Seriously, you need to buy a book on carbon fiber wet layup and and make a few practice parts before you attempt it. And even then, you'll need to figure out the mounting hardware for the trailer to the bike and the wheel to the bike, and the tank to the trailer.

Building a carbon fiber assembly (not just a single part like a number plate or a helmet visor) is serious work best left to seasoned vets.


----------



## Frank Tuesday (Jan 12, 2004)

Carbon fibers do only have strength in tension. The structure you see in the bike is not only carbon fibers. It is much like reinforced concrete in which a material that is very strong in tension (rebar and carbon fiber) is surrounded by another material which is relatively strong in compression (concrete and resin). Without the other, neither is sufficient to create an adequate structure. The other thing to remember is that when a member is compressed, there cannot be pure compression stress. The forces will not be uniaxial and this will cause a bending moment in the member. This will force one half of the the member to be in compression and the other half to be in tension. I guess EE and CSE don't include classes in solids, eh.


----------



## ATBScott (Jun 4, 2006)

If I read the OP's original question correctly, the answer may be more along the lines of:
Manufacturers use CF in the seat stays to allow them to tailor the ride of a rigid frame (usually Aluminum) to be more comfortable without losing strength in the structure as would happen if you were to thin the walls and decrease the diameter of the aluminum tubing to get the same compliance. Large diameter aluminum tube frames can be light and rigid, but not very good at dampening shock and vibrations. CF can be easily tuned by layup and shape to absorb some of the impact and vibration in the rear of the bike, yet still retain the lateral rigidity that makes the bike perform well. CF may also lower the weight of the frame, but in a lot of cases I don't think that is the goal as much as ride tuning. Looking cool, etc... is a side benefit.


----------



## JOURNEYC6 (Jun 7, 2008)

for the trailer start with some foam, resin and fiber glass. if you like it, do it with CF.


----------



## rocwandrer (Oct 19, 2008)

Frank Tuesday said:


> Carbon fibers do only have strength in tension. The structure you see in the bike is not only carbon fibers. It is much like reinforced concrete in which a material that is very strong in tension (rebar and carbon fiber) is surrounded by another material which is relatively strong in compression (concrete and resin). Without the other, neither is sufficient to create an adequate structure.

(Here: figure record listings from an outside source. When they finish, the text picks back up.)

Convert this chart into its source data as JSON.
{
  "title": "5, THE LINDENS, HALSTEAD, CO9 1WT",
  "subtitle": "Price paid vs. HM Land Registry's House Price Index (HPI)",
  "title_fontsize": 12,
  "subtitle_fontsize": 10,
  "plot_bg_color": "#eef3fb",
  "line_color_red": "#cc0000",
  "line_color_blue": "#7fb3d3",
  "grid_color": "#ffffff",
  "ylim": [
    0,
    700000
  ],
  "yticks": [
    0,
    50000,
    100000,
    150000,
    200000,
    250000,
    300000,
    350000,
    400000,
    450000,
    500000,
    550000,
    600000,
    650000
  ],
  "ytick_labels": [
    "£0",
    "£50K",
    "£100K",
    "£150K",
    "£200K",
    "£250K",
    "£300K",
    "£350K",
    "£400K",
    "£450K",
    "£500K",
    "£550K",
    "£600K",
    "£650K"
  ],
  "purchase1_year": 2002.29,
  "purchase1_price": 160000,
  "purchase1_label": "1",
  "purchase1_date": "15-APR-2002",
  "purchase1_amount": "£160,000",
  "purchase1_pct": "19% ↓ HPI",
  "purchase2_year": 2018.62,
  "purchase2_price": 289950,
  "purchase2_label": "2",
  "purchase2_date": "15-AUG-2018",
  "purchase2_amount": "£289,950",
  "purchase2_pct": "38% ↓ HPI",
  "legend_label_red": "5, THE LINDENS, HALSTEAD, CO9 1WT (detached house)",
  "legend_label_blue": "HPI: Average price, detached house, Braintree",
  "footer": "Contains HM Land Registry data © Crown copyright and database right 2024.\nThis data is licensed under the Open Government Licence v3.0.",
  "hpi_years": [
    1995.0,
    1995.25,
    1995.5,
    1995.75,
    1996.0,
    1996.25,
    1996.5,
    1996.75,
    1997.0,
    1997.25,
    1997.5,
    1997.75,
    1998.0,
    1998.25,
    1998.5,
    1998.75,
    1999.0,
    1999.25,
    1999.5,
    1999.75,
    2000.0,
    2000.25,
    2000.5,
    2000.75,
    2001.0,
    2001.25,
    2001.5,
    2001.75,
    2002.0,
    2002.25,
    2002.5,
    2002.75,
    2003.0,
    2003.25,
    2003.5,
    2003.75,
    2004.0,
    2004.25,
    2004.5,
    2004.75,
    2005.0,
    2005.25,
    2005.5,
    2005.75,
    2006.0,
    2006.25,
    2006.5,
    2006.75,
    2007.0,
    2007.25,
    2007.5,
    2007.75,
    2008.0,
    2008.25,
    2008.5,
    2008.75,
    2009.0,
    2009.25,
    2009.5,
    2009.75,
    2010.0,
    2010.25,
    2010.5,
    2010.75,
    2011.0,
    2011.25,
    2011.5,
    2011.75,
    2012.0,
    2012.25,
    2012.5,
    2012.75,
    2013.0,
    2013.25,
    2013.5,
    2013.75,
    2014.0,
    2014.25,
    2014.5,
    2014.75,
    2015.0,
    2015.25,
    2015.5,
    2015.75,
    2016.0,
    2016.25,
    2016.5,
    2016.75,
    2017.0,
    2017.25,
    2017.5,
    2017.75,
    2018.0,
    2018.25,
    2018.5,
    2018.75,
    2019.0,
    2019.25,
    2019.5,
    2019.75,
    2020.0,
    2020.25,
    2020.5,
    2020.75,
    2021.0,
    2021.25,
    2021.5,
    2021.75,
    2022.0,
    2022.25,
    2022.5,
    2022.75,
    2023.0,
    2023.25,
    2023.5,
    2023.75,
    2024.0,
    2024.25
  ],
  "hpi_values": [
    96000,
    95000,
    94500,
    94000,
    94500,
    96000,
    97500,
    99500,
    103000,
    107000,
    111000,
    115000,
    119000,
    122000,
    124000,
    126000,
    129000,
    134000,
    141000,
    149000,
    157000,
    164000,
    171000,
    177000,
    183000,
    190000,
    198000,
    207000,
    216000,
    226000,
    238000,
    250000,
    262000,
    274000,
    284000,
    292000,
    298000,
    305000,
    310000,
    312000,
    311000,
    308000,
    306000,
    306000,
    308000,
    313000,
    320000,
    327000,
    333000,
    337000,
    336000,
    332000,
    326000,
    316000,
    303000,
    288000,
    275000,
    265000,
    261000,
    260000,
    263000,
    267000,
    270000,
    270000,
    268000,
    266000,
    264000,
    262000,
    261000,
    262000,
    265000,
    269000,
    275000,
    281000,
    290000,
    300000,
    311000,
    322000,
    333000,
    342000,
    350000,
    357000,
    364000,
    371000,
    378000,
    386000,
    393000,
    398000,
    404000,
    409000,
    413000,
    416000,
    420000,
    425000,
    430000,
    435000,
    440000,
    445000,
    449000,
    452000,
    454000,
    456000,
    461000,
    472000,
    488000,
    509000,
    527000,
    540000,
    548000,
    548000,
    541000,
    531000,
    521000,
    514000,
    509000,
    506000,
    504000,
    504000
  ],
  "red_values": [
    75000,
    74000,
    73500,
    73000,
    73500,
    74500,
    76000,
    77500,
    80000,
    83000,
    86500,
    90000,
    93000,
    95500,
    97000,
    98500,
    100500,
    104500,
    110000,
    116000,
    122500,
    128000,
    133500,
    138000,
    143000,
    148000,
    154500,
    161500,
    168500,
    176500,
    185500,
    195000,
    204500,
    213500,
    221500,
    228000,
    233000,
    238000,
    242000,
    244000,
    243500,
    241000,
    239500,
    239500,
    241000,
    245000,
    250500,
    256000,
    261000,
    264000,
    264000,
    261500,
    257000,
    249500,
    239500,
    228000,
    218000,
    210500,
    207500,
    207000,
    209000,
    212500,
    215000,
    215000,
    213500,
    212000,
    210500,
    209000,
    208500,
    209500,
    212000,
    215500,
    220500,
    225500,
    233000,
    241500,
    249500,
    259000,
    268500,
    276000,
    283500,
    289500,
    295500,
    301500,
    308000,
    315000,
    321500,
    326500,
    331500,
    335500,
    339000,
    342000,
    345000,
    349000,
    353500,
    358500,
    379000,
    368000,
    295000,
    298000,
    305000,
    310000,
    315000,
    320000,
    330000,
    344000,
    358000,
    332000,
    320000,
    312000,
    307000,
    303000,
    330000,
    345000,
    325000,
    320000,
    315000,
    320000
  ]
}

Nice internet forum analysis. Plausible, easy to understand, wrong (sorry).

The carbon fiber still does most of the work. It is way more complicated than this, but think of the resin matrix as more of an anti-buckling restraint for a slender column.

The carbon is less strong (in some cases 50% less strong) in compression mostly due to material properties, but as you said, partly also because of the "can't push on a rope" bucking issue.



Frank Tuesday said:


> The other thing to remember is that when a member is compressed, there cannot be pure compression stress. The forces will not be uniaxial and this will cause a bending moment in the member. This will force one half of the the member to be in compression and the other half to be in tension. I guess EE and CSE don't include classes in solids, eh.


That depends on geometry. Usually the tension due to the induced moment on a compression member is exceeded by the compression force, meaning the structure is in imbalanced compression, not bending. That is obviously the case in the seat stays pictured above, for example.


----------